Taylor Benjamin (born March 27, 1990) is a former footballer. Born in Canada, he represented the Guyana national team.

==College and amateur career==
Born in Etobicoke, Ontario, Canada, Benjamin attended Woodroffe High School in Ottawa, Ontario from 2004 to 2008, played youth soccer with Ottawa Royals S.C. and FC Outaouais. He played one year of OCAA soccer at Algonquin College. After one season, he moved to Limeira, Brazil to play for Associação Atlética Internacional.

==Professional career==
Benjamin signed his first professional contract when he signed for Capital City F.C. in the Canadian Soccer League (CSL) on May 18, 2011. He made his professional debut on 20 May 2011, in a 2–0 loss to Toronto Croatia. In 2013, he signed with Kingston FC, and assisted in securing the First Division title. He featured in the CSL Championship finals with Kingston, but fell short after losing to SC Waterloo Region. In 2014, he played abroad in the TT Pro League with Morvant Caledonia United, and later was transferred to North East Stars.
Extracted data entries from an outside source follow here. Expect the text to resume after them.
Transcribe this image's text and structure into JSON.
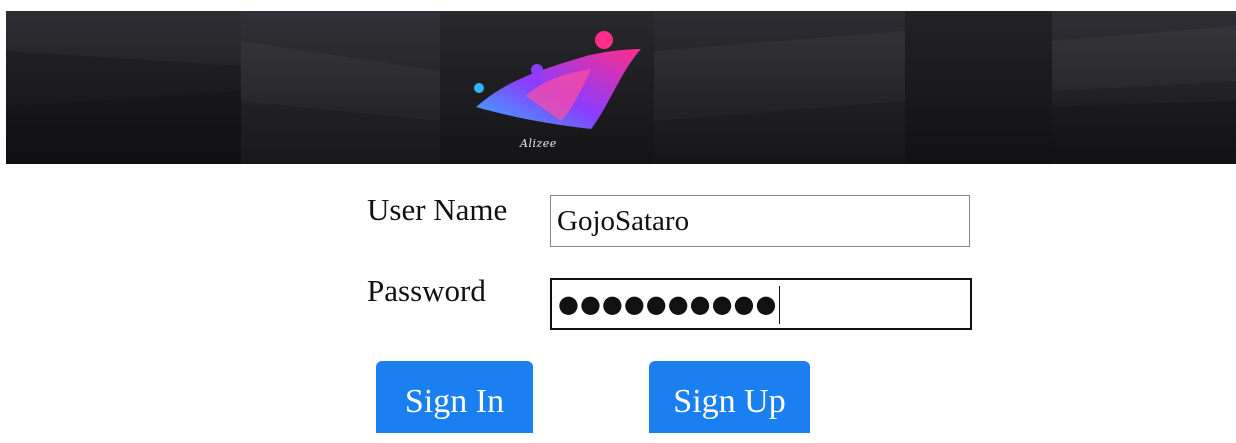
{
  "banner": {
    "logo_text": "Alizee",
    "colors": {
      "background": "#26262b",
      "logo_pink": "#ff2d8a",
      "logo_purple": "#8b3cff",
      "logo_blue": "#2fb8ff"
    }
  },
  "login_form": {
    "username_label": "User Name",
    "username_value": "GojoSataro",
    "password_label": "Password",
    "password_mask": "●●●●●●●●●●"
  },
  "actions": {
    "sign_in_label": "Sign In",
    "sign_up_label": "Sign Up",
    "button_color": "#1a7ff0"
  }
}
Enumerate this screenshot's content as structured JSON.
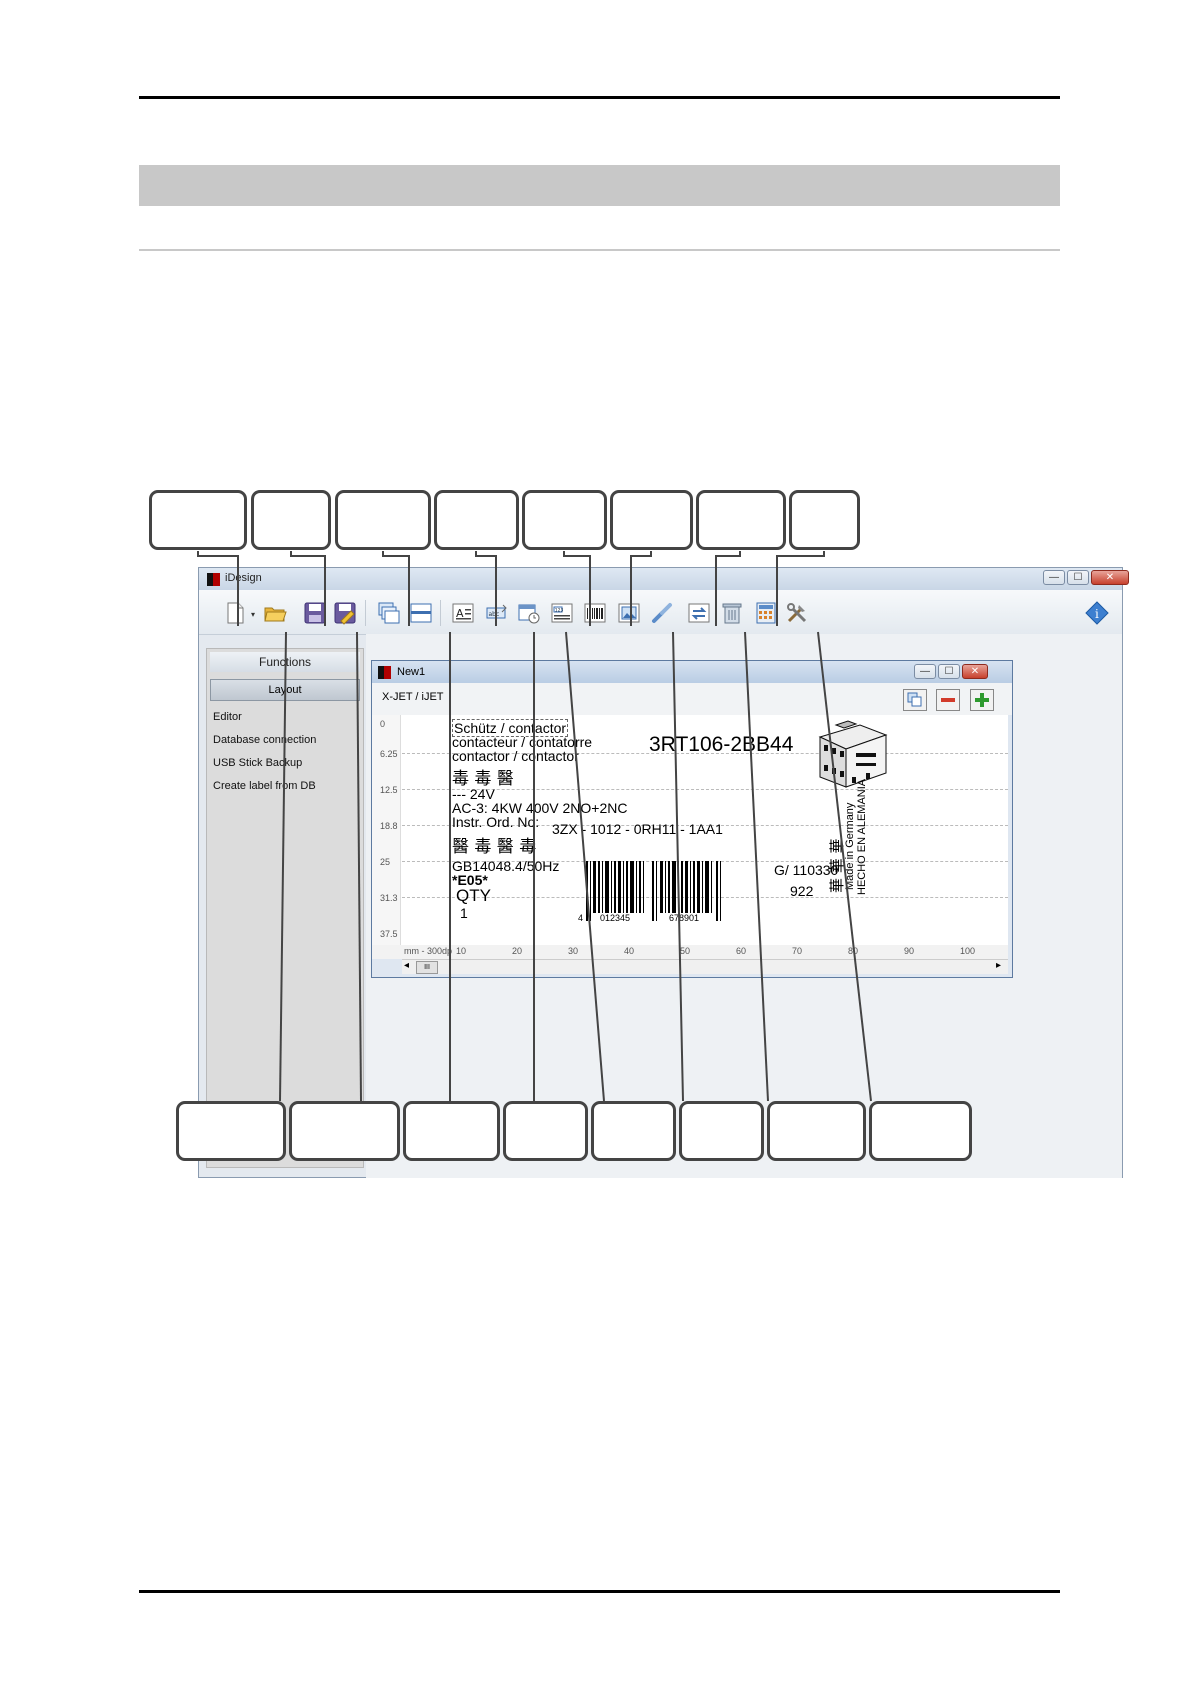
{
  "window": {
    "title": "iDesign",
    "min_label": "—",
    "max_label": "☐",
    "close_label": "✕"
  },
  "toolbar": {
    "icons": [
      "new-file-icon",
      "open-folder-icon",
      "save-icon",
      "save-as-icon",
      "copy-layers-icon",
      "align-icon",
      "text-icon",
      "text-field-icon",
      "date-time-icon",
      "counter-icon",
      "barcode-icon",
      "image-icon",
      "link-icon",
      "refresh-icon",
      "delete-icon",
      "calculator-icon",
      "tools-icon",
      "info-icon"
    ]
  },
  "sidebar": {
    "header": "Functions",
    "tab": "Layout",
    "items": [
      "Editor",
      "Database connection",
      "USB Stick Backup",
      "Create label from DB"
    ]
  },
  "document": {
    "title": "New1",
    "subtitle": "X-JET / iJET",
    "ruler_left": [
      "0",
      "6.25",
      "12.5",
      "18.8",
      "25",
      "31.3",
      "37.5"
    ],
    "ruler_bottom_unit": "mm - 300dp",
    "ruler_bottom": [
      "10",
      "20",
      "30",
      "40",
      "50",
      "60",
      "70",
      "80",
      "90",
      "100"
    ],
    "scroll_thumb": "III"
  },
  "label": {
    "line1": "Schütz / contactor",
    "line2": "contacteur / contatorre",
    "line3": "contactor / contactor",
    "cjk1": "毒 毒 醫",
    "part_no": "3RT106-2BB44",
    "voltage": "--- 24V",
    "ac_rating": "AC-3: 4KW 400V 2NO+2NC",
    "instr": "Instr. Ord. No:",
    "order_no": "3ZX - 1012 - 0RH11 - 1AA1",
    "cjk2": "醫 毒 醫 毒",
    "standard": "GB14048.4/50Hz",
    "e05": "*E05*",
    "qty_label": "QTY",
    "qty": "1",
    "g_code": "G/   110330",
    "num_922": "922",
    "barcode_first": "4",
    "barcode_mid": "012345",
    "barcode_last": "678901",
    "made_in_1": "Made in Germany",
    "made_in_2": "HECHO EN ALEMANIA",
    "cjk3": "華 華 華"
  }
}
In 2015, he returned to the CSL to play with London City. For the remainder of the season he played abroad in the Landesliga Bayern-Mitte with SV Fortuna Regensburg. He had a brief stint in the A-Klasse Bogen to play with SG Bogen. In 2016, he played in the Bayernliga Süd with TSV Bogen. He returned to the Landesliga Bayern-Mitte to sign with SV Neukirchen Hl. Blut for the remainder of the 2016–17 season. In 2017, he returned to play with SV Fortuna Regensburg.

==International career==
On November 11, 2011, Benjamin was called up to Guyana for their 2014 FIFA World Cup qualifiers against Trinidad & Tobago. He made his international debut in the return-leg against Trinidad at Hasely Crawford Stadium on November 15, 2011.